Non bisogna pensare solo alle persone in carrozzina quando si parla di disabilità, bensì anche agli anziani con difficoltà di deambulazione, o a chiunque si rompa un braccio o una gamba. La disabilità è anche temporanea, parziale. E un gradino può diventare una montagna. L’Associazione nazionale amministratori condominiali e immobiliari (Anaci) si è già espressa: «Questo è un danno -ha detto Francesco Burrelli, vicario nazionale dell’associazione-. Una delle critiche che Anaci fa è che le persone più disagiate, quelle che hanno bisogno di più aiuto, quelle che hanno bisogno di più voce devono essere tutelate. Quelle maggioranze noi chiederemo di abbassarle». Gli interventi non riguardano poi solo le persone residenti stabilmente, perché anche un inquilino temporaneo ha il diritto di accedere alle diverse aree dello stabile senza sforzo o aiuto esterno.

Un altro fatto grave è che si continuino a costruire edifici che non rispettano le norme di accessibilità universale. I problemi non stanno tanto nelle strutture antiche situate nei centri storici, dove spesso l’intervento sarebbe impossibile o troppo invasivo, quanto in quelle edificate negli ultimi decenni. Secondo Daniela Orlandi, architetto ed esperta per il sito dell’Inail SuperAbile.it, «In una paese dove dal 1989, anno di emanazione della legge 13, continuiamo a vedere realizzati stabili non conformi a queste normative è ancora più negativo questo passo indietro. I contenziosi condominiali per le opere di abbattimento o superamento delle barriere saranno più frequenti e la persona disabile avrà più difficoltà a far valere un proprio diritto. Quello che si chiede è un po’ di chiarezza: una deroga esplicita -e non tacita, come invece prevede il nostro ordinamento giuridico- a garanzia dei diritti delle persone con disabilità».

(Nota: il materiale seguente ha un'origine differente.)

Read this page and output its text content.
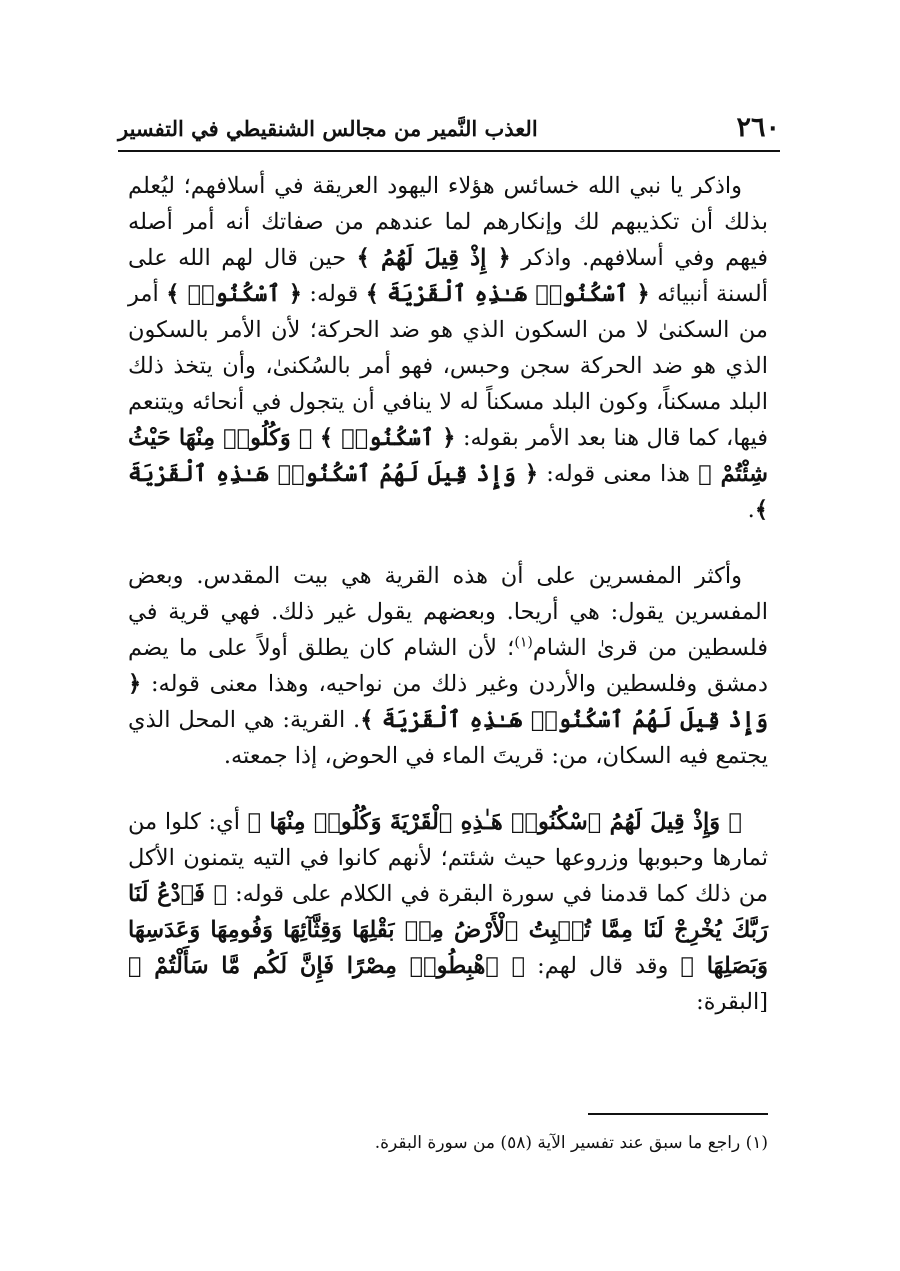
٢٦٠
العذب النَّمير من مجالس الشنقيطي في التفسير

واذكر يا نبي الله خسائس هؤلاء اليهود العريقة في أسلافهم؛ ليُعلم بذلك أن تكذيبهم لك وإنكارهم لما عندهم من صفاتك أنه أمر أصله فيهم وفي أسلافهم. واذكر ﴿ إِذْ قِيلَ لَهُمُ ﴾ حين قال لهم الله على ألسنة أنبيائه ﴿ ٱسْكُنُوا۟ هَـٰذِهِ ٱلْقَرْيَةَ ﴾ قوله: ﴿ ٱسْكُنُوا۟ ﴾ أمر من السكنىٰ لا من السكون الذي هو ضد الحركة؛ لأن الأمر بالسكون الذي هو ضد الحركة سجن وحبس، فهو أمر بالسُكنىٰ، وأن يتخذ ذلك البلد مسكناً، وكون البلد مسكناً له لا ينافي أن يتجول في أنحائه ويتنعم فيها، كما قال هنا بعد الأمر بقوله: ﴿ ٱسْكُنُوا۟ ﴾ ﴿ وَكُلُوا۟ مِنْهَا حَيْثُ شِئْتُمْ ﴾ هذا معنى قوله: ﴿ وَإِذْ قِيلَ لَهُمُ ٱسْكُنُوا۟ هَـٰذِهِ ٱلْقَرْيَةَ ﴾.

وأكثر المفسرين على أن هذه القرية هي بيت المقدس. وبعض المفسرين يقول: هي أريحا. وبعضهم يقول غير ذلك. فهي قرية في فلسطين من قرىٰ الشام$^{(١)}$؛ لأن الشام كان يطلق أولاً على ما يضم دمشق وفلسطين والأردن وغير ذلك من نواحيه، وهذا معنى قوله: ﴿ وَإِذْ قِيلَ لَهُمُ ٱسْكُنُوا۟ هَـٰذِهِ ٱلْقَرْيَةَ ﴾. القرية: هي المحل الذي يجتمع فيه السكان، من: قريتَ الماء في الحوض، إذا جمعته.

﴿ وَإِذْ قِيلَ لَهُمُ ٱسْكُنُوا۟ هَـٰذِهِ ٱلْقَرْيَةَ وَكُلُوا۟ مِنْهَا ﴾ أي: كلوا من ثمارها وحبوبها وزروعها حيث شئتم؛ لأنهم كانوا في التيه يتمنون الأكل من ذلك كما قدمنا في سورة البقرة في الكلام على قوله: ﴿ فَٱدْعُ لَنَا رَبَّكَ يُخْرِجْ لَنَا مِمَّا تُنۢبِتُ ٱلْأَرْضُ مِنۢ بَقْلِهَا وَقِثَّآئِهَا وَفُومِهَا وَعَدَسِهَا وَبَصَلِهَا ﴾ وقد قال لهم: ﴿ ٱهْبِطُوا۟ مِصْرًا فَإِنَّ لَكُم مَّا سَأَلْتُمْ ﴾ [البقرة:

(١) راجع ما سبق عند تفسير الآية (٥٨) من سورة البقرة.
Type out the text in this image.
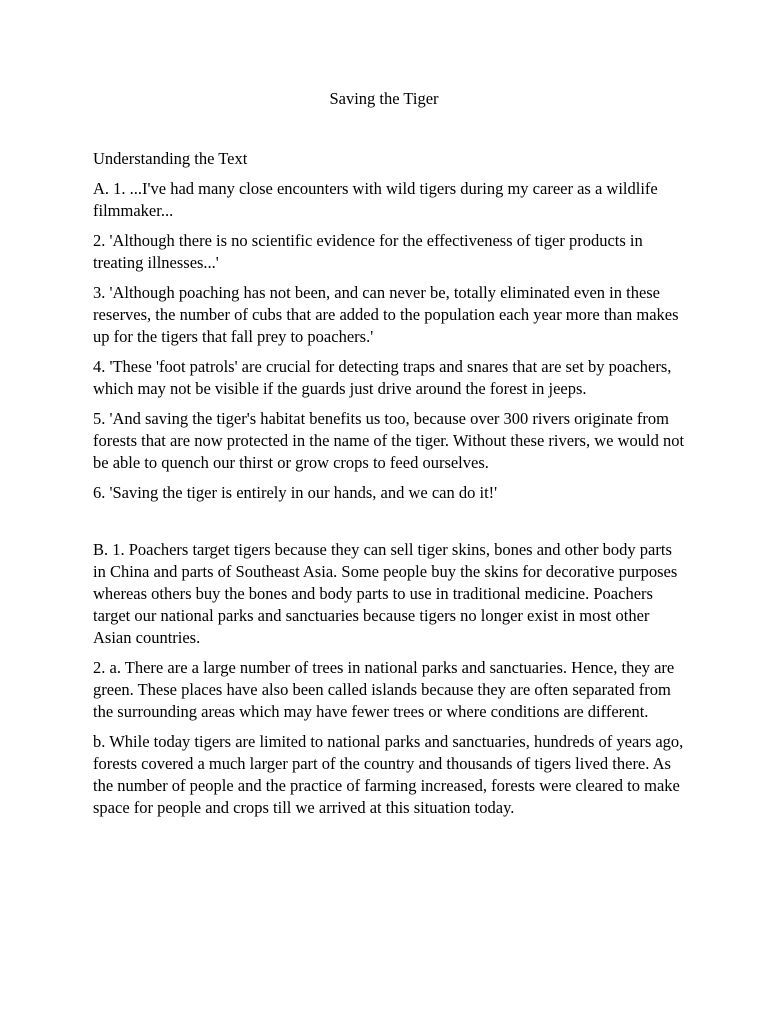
Saving the Tiger

Understanding the Text

A. 1. ...I've had many close encounters with wild tigers during my career as a wildlife filmmaker...

2. 'Although there is no scientific evidence for the effectiveness of tiger products in treating illnesses...'

3. 'Although poaching has not been, and can never be, totally eliminated even in these reserves, the number of cubs that are added to the population each year more than makes up for the tigers that fall prey to poachers.'

4. 'These 'foot patrols' are crucial for detecting traps and snares that are set by poachers, which may not be visible if the guards just drive around the forest in jeeps.

5. 'And saving the tiger's habitat benefits us too, because over 300 rivers originate from forests that are now protected in the name of the tiger. Without these rivers, we would not be able to quench our thirst or grow crops to feed ourselves.

6. 'Saving the tiger is entirely in our hands, and we can do it!'

B. 1. Poachers target tigers because they can sell tiger skins, bones and other body parts in China and parts of Southeast Asia. Some people buy the skins for decorative purposes whereas others buy the bones and body parts to use in traditional medicine. Poachers target our national parks and sanctuaries because tigers no longer exist in most other Asian countries.

2. a. There are a large number of trees in national parks and sanctuaries. Hence, they are green. These places have also been called islands because they are often separated from the surrounding areas which may have fewer trees or where conditions are different.

b. While today tigers are limited to national parks and sanctuaries, hundreds of years ago, forests covered a much larger part of the country and thousands of tigers lived there. As the number of people and the practice of farming increased, forests were cleared to make space for people and crops till we arrived at this situation today.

Inoltre, per finire, con questo innalzamento si fa passare un’idea sbagliata, ossia che l’intervento di adeguamento sia una concessione, e non un diritto che si sostanzia. Se poi la maggioranza non si raggiunge la legge è molto chiara: sarà il condomino con difficoltà motorie a dover provvedere a proprie spese ai lavori e alla successiva manutenzione. Ma poi cosa farà, metterà un cancelletto davanti alla rampa per usarla solo lui?